KJ: I'm looking forward to Yosemite season this fall, and finding a new discipline, just like I did at the end of Ambrosia ... Another period of reinvention. I grew up as a river rat. My dad was a river guide. There are photos of me [as a] naked little kid in the back of the truck with a bunch of life jackets and boats. I want to use rivers like a trailhead for exploring, discovering, and developing totally unseen canyons around the world where trails don't go, roads don't go, helicopters don't go—the more remote the better ... What amazing cliffs and boulder fields are out there that no climber has ever set eyes on before simply because you have to use a river to get there?

TC: I always wanted to write a book, and after climbing the Dawn Wall, I was like, ‘Alright, this is the time to do it.’ So, I'm doing that. I feel like I've kind of gone back to school between that and doing speaking engagements. I feel constantly challenged in a really new way. That feels good to me, because I bailed on college. I've been this mindless monkey for the last 20 years, and I'm trying to remember how to use my brain, and that seems like a healthy thing.

A: Do you feel more scared of your speaking engagements than you did on El Cap?

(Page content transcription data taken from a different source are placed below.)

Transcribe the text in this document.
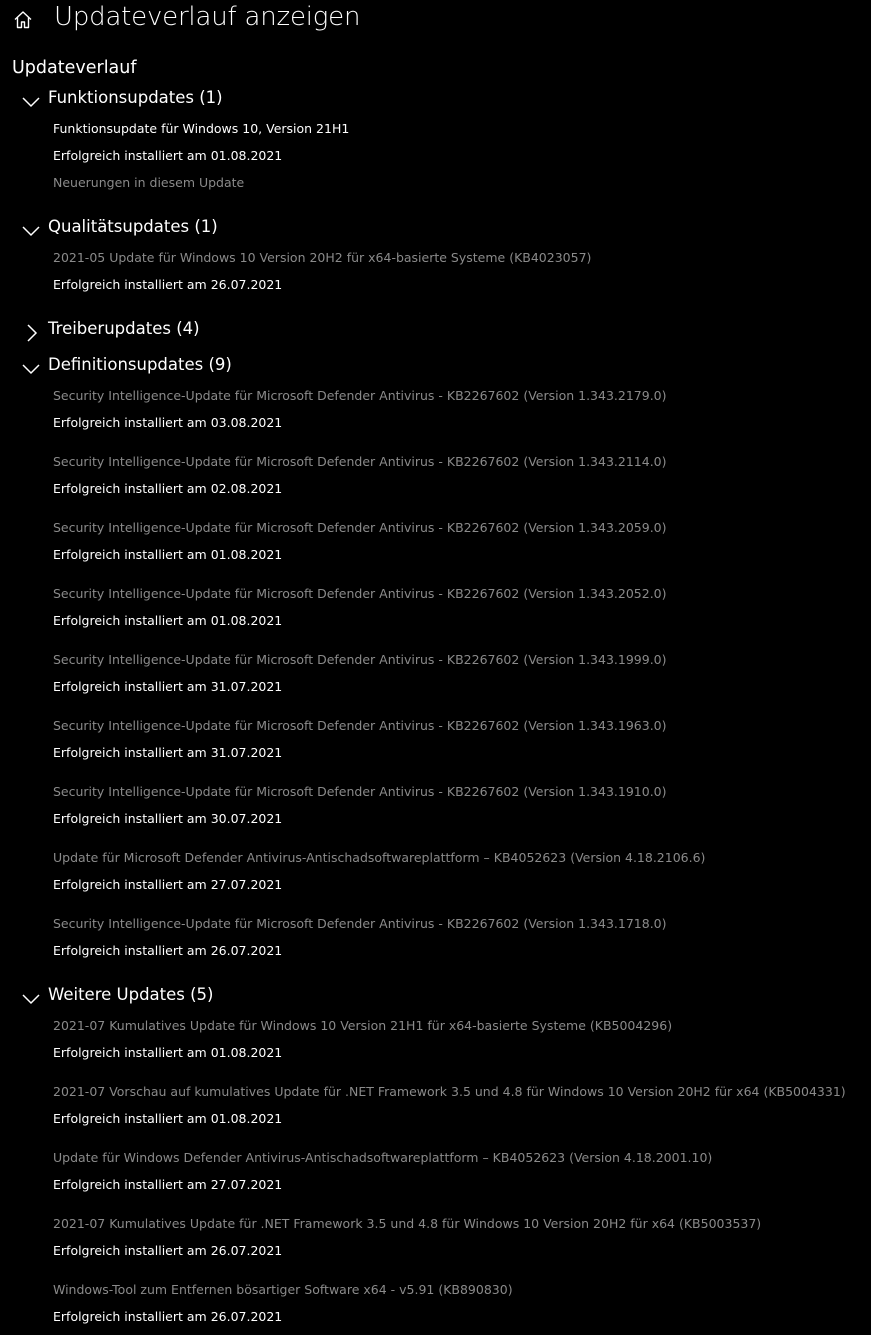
Updateverlauf anzeigen
Updateverlauf
Funktionsupdates (1)
Funktionsupdate für Windows 10, Version 21H1
Erfolgreich installiert am 01.08.2021
Neuerungen in diesem Update
Qualitätsupdates (1)
2021-05 Update für Windows 10 Version 20H2 für x64-basierte Systeme (KB4023057)
Erfolgreich installiert am 26.07.2021
Treiberupdates (4)
Definitionsupdates (9)
Security Intelligence-Update für Microsoft Defender Antivirus - KB2267602 (Version 1.343.2179.0)
Erfolgreich installiert am 03.08.2021
Security Intelligence-Update für Microsoft Defender Antivirus - KB2267602 (Version 1.343.2114.0)
Erfolgreich installiert am 02.08.2021
Security Intelligence-Update für Microsoft Defender Antivirus - KB2267602 (Version 1.343.2059.0)
Erfolgreich installiert am 01.08.2021
Security Intelligence-Update für Microsoft Defender Antivirus - KB2267602 (Version 1.343.2052.0)
Erfolgreich installiert am 01.08.2021
Security Intelligence-Update für Microsoft Defender Antivirus - KB2267602 (Version 1.343.1999.0)
Erfolgreich installiert am 31.07.2021
Security Intelligence-Update für Microsoft Defender Antivirus - KB2267602 (Version 1.343.1963.0)
Erfolgreich installiert am 31.07.2021
Security Intelligence-Update für Microsoft Defender Antivirus - KB2267602 (Version 1.343.1910.0)
Erfolgreich installiert am 30.07.2021
Update für Microsoft Defender Antivirus-Antischadsoftwareplattform – KB4052623 (Version 4.18.2106.6)
Erfolgreich installiert am 27.07.2021
Security Intelligence-Update für Microsoft Defender Antivirus - KB2267602 (Version 1.343.1718.0)
Erfolgreich installiert am 26.07.2021
Weitere Updates (5)
2021-07 Kumulatives Update für Windows 10 Version 21H1 für x64-basierte Systeme (KB5004296)
Erfolgreich installiert am 01.08.2021
2021-07 Vorschau auf kumulatives Update für .NET Framework 3.5 und 4.8 für Windows 10 Version 20H2 für x64 (KB5004331)
Erfolgreich installiert am 01.08.2021
Update für Windows Defender Antivirus-Antischadsoftwareplattform – KB4052623 (Version 4.18.2001.10)
Erfolgreich installiert am 27.07.2021
2021-07 Kumulatives Update für .NET Framework 3.5 und 4.8 für Windows 10 Version 20H2 für x64 (KB5003537)
Erfolgreich installiert am 26.07.2021
Windows-Tool zum Entfernen bösartiger Software x64 - v5.91 (KB890830)
Erfolgreich installiert am 26.07.2021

TC: Well, it's different. El Cap has been my thing for like 20 years, so I was pretty used to it. I was used to the failure, I was used to the progression, I was used to all of it, whereas speaking is a brand-new thing. So, right now, yes. But, when I first started climbing on El Cap, it was pretty scary, too.

A: What was so special about the Dawn Wall to the world of climbing?

TC: It was the first time someone's taken on a project and really dedicated on a single thing for that long ... Most people will figure out how good they are, and then they'll pick the climb to match that. The Dawn Wall was about dreaming as big as I could and becoming the man that could do it.